Introduit par Jean-Pierre Poussou, cet ensemble de contributions compose un état des lieux varié et alléchant des chantiers étudiés par six doctorants et deux nouveaux docteurs ayant récemment soutenu leur thèse. Vitalité et originalité caractérisent ce tour d’horizon de sujets en devenir. Les thématiques d’histoire moderne sont les plus nombreuses : «La navigation sur la Vilaine à l’époque moderne», «La première raffinerie de sucre à Nantes au XVIIe siècle» «Rochefort et les colonies au XVIIIe siècle», ou encore «Le port de Granville et la guerre de course». La période contemporaine est représentée par les recherches consacrées aux «armements à la pêche industrielle rochelaise au début du XXe siècle», aux «Bordelais du bout du monde», sur le parcours comparé de deux grandes dynasties négociantes engagées dans le commerce colonial, et à la vie et aux entreprises de Félix Amiot, capitaine d’industrie autodidacte et créatif passé de la construction aéronautique à la construction navale. Parmi toutes ces perspectives prometteuses, un exposé sur «Les ancres à jas de la façade atlantique de l’Antiquité au milieu du XXe siècle» se démarque particulièrement par l’originalité de son positionnement, à la convergence entre histoire des techniques et archéologie navale.

Un autre article signé par un des jeunes chercheurs concernés, Sébastien Martin, est ensuite proposé au titre des « Varia ». Il formule une très originale évocation de «L’exotisme d’une ville-arsenal au XVIIIe siècle» à travers le cas de Rochefort, porte des colonies atlantiques par laquelle les êtres, les objets et l’imaginaire exotiques et étranges provenant des « ailleurs » de l’outre-mer débarquèrent dans le royaume.

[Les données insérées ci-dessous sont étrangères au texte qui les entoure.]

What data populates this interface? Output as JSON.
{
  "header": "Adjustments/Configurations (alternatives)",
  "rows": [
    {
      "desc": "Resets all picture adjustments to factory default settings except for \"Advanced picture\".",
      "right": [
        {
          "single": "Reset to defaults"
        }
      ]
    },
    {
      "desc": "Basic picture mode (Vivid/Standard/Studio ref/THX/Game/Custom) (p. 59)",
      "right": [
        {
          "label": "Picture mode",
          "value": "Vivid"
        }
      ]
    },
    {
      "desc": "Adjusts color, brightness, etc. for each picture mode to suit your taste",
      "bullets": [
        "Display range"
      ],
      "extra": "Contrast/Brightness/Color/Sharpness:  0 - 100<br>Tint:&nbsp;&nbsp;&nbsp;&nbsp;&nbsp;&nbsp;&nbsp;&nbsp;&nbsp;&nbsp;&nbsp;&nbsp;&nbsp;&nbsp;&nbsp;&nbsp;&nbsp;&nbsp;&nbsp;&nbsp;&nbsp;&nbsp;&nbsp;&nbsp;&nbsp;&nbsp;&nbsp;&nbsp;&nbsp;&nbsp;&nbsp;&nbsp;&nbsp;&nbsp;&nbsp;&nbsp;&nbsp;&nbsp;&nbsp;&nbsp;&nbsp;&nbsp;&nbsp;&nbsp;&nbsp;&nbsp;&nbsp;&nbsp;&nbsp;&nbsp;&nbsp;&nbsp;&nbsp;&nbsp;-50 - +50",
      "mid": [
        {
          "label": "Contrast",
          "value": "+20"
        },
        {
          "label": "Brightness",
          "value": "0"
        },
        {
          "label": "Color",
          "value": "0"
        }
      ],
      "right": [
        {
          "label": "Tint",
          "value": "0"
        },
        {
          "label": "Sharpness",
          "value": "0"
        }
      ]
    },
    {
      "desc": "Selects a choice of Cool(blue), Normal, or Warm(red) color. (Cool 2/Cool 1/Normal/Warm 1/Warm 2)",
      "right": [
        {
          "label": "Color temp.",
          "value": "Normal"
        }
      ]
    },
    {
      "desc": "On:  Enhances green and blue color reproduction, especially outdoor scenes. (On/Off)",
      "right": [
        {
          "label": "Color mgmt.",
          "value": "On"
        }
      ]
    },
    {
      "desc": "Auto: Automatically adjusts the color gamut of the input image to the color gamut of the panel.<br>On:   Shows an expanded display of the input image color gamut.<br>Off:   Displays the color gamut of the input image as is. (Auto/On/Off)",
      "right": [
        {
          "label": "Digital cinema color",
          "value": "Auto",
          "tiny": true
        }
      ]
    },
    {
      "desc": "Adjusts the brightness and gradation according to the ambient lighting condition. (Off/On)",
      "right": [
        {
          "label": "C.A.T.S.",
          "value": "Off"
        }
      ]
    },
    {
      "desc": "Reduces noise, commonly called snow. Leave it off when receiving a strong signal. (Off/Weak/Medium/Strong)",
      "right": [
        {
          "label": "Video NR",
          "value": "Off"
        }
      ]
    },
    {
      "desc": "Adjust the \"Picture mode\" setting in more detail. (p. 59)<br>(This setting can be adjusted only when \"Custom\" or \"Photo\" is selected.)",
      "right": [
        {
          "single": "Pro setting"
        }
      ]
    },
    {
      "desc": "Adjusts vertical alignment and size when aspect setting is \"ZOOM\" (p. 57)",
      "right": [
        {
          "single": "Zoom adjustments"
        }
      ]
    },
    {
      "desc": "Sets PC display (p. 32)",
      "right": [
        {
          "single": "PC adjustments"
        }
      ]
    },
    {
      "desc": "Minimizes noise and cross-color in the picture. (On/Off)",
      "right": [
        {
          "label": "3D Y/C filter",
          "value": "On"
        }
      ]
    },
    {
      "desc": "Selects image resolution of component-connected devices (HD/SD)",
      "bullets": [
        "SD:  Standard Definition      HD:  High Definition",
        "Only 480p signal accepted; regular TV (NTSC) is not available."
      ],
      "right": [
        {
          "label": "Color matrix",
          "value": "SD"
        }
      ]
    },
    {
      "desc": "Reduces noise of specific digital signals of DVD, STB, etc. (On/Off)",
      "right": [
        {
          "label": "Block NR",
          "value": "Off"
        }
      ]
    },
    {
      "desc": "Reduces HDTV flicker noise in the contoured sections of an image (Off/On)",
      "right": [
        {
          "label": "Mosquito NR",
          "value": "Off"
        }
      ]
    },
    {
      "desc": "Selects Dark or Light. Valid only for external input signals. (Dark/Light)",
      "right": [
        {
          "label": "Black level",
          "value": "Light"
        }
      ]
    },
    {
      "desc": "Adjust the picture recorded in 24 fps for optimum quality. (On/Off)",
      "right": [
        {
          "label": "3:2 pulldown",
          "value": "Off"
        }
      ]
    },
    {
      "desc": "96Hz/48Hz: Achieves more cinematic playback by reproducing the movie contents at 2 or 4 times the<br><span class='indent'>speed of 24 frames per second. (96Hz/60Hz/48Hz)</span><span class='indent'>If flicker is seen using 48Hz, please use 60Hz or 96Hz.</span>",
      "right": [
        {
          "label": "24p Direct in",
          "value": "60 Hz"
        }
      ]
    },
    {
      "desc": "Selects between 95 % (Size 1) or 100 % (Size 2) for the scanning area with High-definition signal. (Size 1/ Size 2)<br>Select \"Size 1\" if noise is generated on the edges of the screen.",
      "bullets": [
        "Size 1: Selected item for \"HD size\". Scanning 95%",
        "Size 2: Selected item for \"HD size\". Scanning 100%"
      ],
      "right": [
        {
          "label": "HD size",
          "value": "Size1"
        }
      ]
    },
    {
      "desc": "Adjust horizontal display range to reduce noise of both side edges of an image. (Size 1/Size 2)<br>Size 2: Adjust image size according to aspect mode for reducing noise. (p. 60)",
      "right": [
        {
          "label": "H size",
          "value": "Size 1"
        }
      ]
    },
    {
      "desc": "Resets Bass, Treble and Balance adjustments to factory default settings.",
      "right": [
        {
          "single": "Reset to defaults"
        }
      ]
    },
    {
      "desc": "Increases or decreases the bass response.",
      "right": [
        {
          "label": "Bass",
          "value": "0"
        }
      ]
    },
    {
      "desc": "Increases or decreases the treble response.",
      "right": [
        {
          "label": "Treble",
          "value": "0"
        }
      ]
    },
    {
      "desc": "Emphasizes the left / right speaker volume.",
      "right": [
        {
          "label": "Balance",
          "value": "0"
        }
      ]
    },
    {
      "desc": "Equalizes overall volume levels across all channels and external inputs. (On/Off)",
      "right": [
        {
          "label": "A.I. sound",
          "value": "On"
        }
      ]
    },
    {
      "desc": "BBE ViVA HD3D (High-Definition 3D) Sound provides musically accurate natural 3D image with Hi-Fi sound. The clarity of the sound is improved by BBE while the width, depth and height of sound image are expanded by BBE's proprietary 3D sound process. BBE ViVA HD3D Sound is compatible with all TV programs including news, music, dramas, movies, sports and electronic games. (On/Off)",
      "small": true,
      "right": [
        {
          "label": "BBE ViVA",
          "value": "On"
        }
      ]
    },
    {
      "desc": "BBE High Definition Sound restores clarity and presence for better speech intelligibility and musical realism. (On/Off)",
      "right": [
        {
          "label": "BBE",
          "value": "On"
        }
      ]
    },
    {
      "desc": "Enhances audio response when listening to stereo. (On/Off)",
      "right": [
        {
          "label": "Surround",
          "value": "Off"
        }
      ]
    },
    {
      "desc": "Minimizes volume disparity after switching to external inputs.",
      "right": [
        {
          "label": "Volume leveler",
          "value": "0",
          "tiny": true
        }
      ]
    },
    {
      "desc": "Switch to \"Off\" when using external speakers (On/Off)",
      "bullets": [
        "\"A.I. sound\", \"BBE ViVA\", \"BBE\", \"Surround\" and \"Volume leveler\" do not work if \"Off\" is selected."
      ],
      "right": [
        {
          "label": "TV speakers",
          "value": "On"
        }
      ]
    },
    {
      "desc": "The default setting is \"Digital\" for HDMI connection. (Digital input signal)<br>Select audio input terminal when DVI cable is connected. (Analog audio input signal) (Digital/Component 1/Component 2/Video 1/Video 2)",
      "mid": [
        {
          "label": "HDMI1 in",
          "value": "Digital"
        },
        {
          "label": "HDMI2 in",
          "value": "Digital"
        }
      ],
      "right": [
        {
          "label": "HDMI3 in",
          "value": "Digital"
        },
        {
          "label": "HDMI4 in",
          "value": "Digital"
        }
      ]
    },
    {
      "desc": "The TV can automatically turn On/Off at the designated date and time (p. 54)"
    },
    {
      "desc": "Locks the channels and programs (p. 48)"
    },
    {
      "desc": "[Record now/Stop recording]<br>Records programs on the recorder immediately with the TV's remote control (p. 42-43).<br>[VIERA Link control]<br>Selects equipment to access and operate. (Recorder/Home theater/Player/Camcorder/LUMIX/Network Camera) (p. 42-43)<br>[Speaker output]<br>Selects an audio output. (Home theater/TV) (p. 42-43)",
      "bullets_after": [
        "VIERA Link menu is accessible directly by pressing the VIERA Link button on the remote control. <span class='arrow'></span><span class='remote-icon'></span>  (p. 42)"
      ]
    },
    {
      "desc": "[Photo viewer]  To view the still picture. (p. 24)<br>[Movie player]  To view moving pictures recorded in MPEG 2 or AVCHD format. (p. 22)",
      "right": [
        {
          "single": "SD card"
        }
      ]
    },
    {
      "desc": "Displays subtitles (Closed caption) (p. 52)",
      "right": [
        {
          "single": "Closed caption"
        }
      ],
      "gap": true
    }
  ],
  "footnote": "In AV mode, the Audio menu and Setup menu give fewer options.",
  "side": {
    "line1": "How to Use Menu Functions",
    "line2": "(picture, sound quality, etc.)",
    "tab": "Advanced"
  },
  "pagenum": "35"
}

Le spectacle urbain et portuaire imprégné par cette ambiance coloniale créa un sas propice aux voyageurs et aux migrants. La carrière, les alliances familiales et les intérêts économiques des personnels de la Marine furent marqués par de fréquents chevauchements transatlantiques. Les besoins et ressources des colonies stimulèrent l’activité économique et l’ouverture des mentalités. Enfin, Sébastien Martin évoque avec bonheur le spectacle des « curiosités du monde » résultant du passage de plantes, animaux, produits et odeurs exotiques. En définitive, on discerne dans la vie quotidienne, la société et la culture des Rochefortais les signes d’une « américanisation » discrète mais indéniable au contact du monde colonial.

Précédant trois recensions d’ouvrages, l’hommage nécrologique rendu par Jean-Pierre Poussou au personnage surdoué et flamboyant de Hervé Coutau-Bégarie et à son immense puissance de synthèse conclut cette très belle livraison. Naviguant harmonieusement entre géopolitique navale, horizons lointains et réalités portuaires, le contenu de ce numéro honore ainsi avec distinction le statut de publication de référence de la Revue d’Histoire Maritime.